Earlier this month, the United States District Court for the Northern District of Oklahoma issued a decision which clarifies the relationship between pregnancy and the Americans with Disabilities Act (ADA). The case concerns an employee working as a certified nursing assistant at an assisted-living facility. The employee, who was thirteen weeks pregnant, gave her employer a doctor’s note restricting her from lifting more than 25 pounds. The employer immediately placed the employee on FMLA leave and subsequently terminated her after the 12 weeks of FMLA time had expired.
In the court’s dismissal of the employee’s ADA claim, it stated, "pregnancy and related medical conditions do not, absent unusual circumstances, constitute a `physical impairment' under the ADA." The court further explained that a plaintiff alleging a pregnancy-related disability under the ADA cannot merely state that she is pregnant and her doctor has imposed a restriction. Instead, she would need to claim that she was pregnant and had a related physical or mental impairment to satisfy her initial burden in bringing a claim under the ADA. LaCount v. South Lewis SH OPCO, LLC, Case No. 16-CV-0545-CVE-TLW (N.D. Okla. May 5, 2017). The EEOC lists gestational diabetes or preeclampsia, a condition characterized by pregnancy-induced hypertension and protein in the urine, as examples of pregnancy-related impairments which might be considered disabilities under the ADA. It is when unusual circumstances such as these which trigger the employer’s obligation to provide reasonable accommodation for a disability related to pregnancy, unless doing so would place an undue hardship on the employer.

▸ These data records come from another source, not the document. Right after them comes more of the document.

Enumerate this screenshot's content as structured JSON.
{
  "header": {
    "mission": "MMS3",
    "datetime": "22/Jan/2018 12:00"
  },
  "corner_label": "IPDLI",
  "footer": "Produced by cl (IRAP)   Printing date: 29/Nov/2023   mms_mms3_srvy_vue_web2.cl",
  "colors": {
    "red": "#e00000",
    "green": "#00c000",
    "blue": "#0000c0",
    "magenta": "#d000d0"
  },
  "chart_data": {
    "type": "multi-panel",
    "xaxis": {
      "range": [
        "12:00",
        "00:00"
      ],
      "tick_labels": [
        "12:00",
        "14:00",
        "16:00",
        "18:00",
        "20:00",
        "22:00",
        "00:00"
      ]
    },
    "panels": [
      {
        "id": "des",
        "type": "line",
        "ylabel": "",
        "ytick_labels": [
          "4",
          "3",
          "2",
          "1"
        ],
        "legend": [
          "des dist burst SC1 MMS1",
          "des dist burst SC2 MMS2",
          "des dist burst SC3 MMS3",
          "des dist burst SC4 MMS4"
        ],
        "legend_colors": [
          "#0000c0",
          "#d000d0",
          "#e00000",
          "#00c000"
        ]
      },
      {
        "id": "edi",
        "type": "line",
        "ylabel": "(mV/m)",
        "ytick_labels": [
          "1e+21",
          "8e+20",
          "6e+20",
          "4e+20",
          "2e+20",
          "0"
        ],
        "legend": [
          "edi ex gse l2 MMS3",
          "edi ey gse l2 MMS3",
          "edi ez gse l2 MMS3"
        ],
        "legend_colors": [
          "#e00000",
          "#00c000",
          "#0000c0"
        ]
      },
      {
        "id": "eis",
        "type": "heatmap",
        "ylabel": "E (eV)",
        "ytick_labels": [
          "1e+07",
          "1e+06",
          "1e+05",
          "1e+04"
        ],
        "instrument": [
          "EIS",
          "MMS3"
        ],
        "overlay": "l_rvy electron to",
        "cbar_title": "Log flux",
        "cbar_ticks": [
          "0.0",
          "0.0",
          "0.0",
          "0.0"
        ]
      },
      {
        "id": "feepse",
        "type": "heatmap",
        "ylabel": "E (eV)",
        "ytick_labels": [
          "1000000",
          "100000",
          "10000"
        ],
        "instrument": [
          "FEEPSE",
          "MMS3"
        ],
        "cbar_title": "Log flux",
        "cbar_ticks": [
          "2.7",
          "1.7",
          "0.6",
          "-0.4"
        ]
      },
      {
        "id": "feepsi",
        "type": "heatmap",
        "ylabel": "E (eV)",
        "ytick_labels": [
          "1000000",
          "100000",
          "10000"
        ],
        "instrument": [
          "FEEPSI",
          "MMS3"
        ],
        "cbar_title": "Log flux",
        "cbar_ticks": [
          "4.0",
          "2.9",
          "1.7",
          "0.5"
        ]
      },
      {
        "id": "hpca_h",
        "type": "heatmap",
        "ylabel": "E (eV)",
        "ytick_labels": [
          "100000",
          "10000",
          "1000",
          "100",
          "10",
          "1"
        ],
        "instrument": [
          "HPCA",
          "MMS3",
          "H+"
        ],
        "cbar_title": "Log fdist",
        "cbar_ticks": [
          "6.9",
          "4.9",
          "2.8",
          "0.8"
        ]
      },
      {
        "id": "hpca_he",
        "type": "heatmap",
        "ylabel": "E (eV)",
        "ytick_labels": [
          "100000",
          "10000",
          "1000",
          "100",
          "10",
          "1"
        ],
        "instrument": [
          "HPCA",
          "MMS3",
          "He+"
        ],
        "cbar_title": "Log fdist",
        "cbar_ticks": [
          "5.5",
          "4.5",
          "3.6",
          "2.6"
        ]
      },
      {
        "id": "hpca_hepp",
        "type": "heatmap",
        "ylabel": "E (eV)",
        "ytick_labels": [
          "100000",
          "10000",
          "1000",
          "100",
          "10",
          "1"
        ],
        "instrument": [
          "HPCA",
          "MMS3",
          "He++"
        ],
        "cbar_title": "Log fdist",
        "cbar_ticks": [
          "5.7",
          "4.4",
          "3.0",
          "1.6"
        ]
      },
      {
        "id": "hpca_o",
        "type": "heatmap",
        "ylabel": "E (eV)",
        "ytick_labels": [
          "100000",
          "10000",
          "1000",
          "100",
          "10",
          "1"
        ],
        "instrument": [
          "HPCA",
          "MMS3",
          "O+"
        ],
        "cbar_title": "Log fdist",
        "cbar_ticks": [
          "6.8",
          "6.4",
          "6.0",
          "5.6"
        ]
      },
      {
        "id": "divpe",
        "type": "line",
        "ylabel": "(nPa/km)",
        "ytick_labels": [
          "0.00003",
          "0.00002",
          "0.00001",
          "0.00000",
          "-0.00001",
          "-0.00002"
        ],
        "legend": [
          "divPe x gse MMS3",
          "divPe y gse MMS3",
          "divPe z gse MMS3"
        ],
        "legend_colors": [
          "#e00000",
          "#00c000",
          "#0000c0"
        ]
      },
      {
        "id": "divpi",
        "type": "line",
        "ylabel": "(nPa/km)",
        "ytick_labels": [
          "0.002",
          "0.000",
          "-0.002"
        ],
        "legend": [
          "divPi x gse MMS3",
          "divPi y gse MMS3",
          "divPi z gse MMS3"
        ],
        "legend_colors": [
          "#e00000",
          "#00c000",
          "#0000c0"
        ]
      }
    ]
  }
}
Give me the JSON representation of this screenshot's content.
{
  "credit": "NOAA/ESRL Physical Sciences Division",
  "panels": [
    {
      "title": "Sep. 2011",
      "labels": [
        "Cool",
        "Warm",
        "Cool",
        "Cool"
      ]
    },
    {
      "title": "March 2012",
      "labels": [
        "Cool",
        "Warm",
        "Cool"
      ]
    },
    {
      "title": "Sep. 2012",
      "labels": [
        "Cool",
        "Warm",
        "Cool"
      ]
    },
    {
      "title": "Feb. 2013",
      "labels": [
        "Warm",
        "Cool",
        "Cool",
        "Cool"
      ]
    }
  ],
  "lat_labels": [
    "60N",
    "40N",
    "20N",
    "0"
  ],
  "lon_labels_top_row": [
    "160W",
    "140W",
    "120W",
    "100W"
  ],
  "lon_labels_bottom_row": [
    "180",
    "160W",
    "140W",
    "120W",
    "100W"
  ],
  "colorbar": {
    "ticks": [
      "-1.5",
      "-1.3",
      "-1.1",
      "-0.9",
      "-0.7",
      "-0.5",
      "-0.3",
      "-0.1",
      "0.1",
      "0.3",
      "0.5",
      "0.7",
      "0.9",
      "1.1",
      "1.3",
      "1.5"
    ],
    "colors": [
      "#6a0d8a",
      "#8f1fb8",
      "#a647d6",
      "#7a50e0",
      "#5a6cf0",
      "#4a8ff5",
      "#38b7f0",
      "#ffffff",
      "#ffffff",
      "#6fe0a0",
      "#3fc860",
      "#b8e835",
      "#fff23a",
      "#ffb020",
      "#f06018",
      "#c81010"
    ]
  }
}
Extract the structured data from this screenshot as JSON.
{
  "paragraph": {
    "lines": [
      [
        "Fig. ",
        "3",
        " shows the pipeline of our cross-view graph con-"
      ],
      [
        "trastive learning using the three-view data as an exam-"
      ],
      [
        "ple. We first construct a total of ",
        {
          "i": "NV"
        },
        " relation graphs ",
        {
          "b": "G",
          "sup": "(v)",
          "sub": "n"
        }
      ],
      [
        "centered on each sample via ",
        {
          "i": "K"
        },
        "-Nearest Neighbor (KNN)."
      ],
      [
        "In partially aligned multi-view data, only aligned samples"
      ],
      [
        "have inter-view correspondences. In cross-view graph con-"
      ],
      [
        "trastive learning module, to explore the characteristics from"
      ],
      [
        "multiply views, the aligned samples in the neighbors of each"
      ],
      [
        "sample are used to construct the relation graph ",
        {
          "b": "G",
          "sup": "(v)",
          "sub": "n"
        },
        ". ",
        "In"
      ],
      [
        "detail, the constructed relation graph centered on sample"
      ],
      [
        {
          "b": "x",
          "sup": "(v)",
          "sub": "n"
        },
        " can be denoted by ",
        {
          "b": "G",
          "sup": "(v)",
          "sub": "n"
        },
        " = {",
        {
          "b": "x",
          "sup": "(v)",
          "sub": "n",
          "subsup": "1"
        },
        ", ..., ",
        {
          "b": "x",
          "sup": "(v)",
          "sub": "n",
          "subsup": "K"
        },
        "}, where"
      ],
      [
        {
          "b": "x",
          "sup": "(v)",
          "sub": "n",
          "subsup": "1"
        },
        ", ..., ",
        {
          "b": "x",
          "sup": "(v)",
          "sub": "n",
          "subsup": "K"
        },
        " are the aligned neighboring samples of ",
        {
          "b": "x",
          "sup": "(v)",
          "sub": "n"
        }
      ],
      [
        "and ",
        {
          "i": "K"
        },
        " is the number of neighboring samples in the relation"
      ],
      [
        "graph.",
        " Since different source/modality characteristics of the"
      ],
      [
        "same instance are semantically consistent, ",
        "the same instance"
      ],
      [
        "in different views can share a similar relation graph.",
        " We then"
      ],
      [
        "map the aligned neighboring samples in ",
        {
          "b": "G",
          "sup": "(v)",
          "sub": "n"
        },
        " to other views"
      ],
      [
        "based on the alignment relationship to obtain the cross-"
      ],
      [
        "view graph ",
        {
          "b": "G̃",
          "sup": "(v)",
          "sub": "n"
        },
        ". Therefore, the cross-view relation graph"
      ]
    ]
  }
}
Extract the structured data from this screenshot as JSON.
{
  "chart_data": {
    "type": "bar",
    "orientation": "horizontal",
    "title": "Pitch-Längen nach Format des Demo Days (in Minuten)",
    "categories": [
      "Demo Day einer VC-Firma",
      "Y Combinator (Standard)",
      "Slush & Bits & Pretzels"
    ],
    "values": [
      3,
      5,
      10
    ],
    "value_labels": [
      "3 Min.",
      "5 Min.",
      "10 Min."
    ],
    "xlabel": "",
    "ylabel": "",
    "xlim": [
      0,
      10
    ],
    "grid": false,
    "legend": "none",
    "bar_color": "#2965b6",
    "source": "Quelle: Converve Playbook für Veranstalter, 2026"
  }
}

The court ultimately dismissed the employee’s pregnancy discrimination claim as well, finding that the employee did not sufficiently allege that she was treated differently because of her pregnancy. Although the employer placed the employee on medical leave after being informed of the pregnancy and weight restriction, the court stated that her “allegations could support an inference that she was placed on medical leave due to a lifting restriction, but there are no allegations tending to suggest that plaintiff was treated differently than other similarly situated employees.” The employee did state that she was treated differently than employees who were disabled however, as the court established, the employee was not actually disabled as a result of her pregnancy.
The employee in this case, like many employee-plaintiffs, cited to her employer’s handbook in an attempt to substantiate her claims. Although the court found that the employer’s policies, alone, did not show discrimination, employers are nonetheless encouraged to consult with a labor and employment attorney and ensure its policies are in compliance with applicable laws.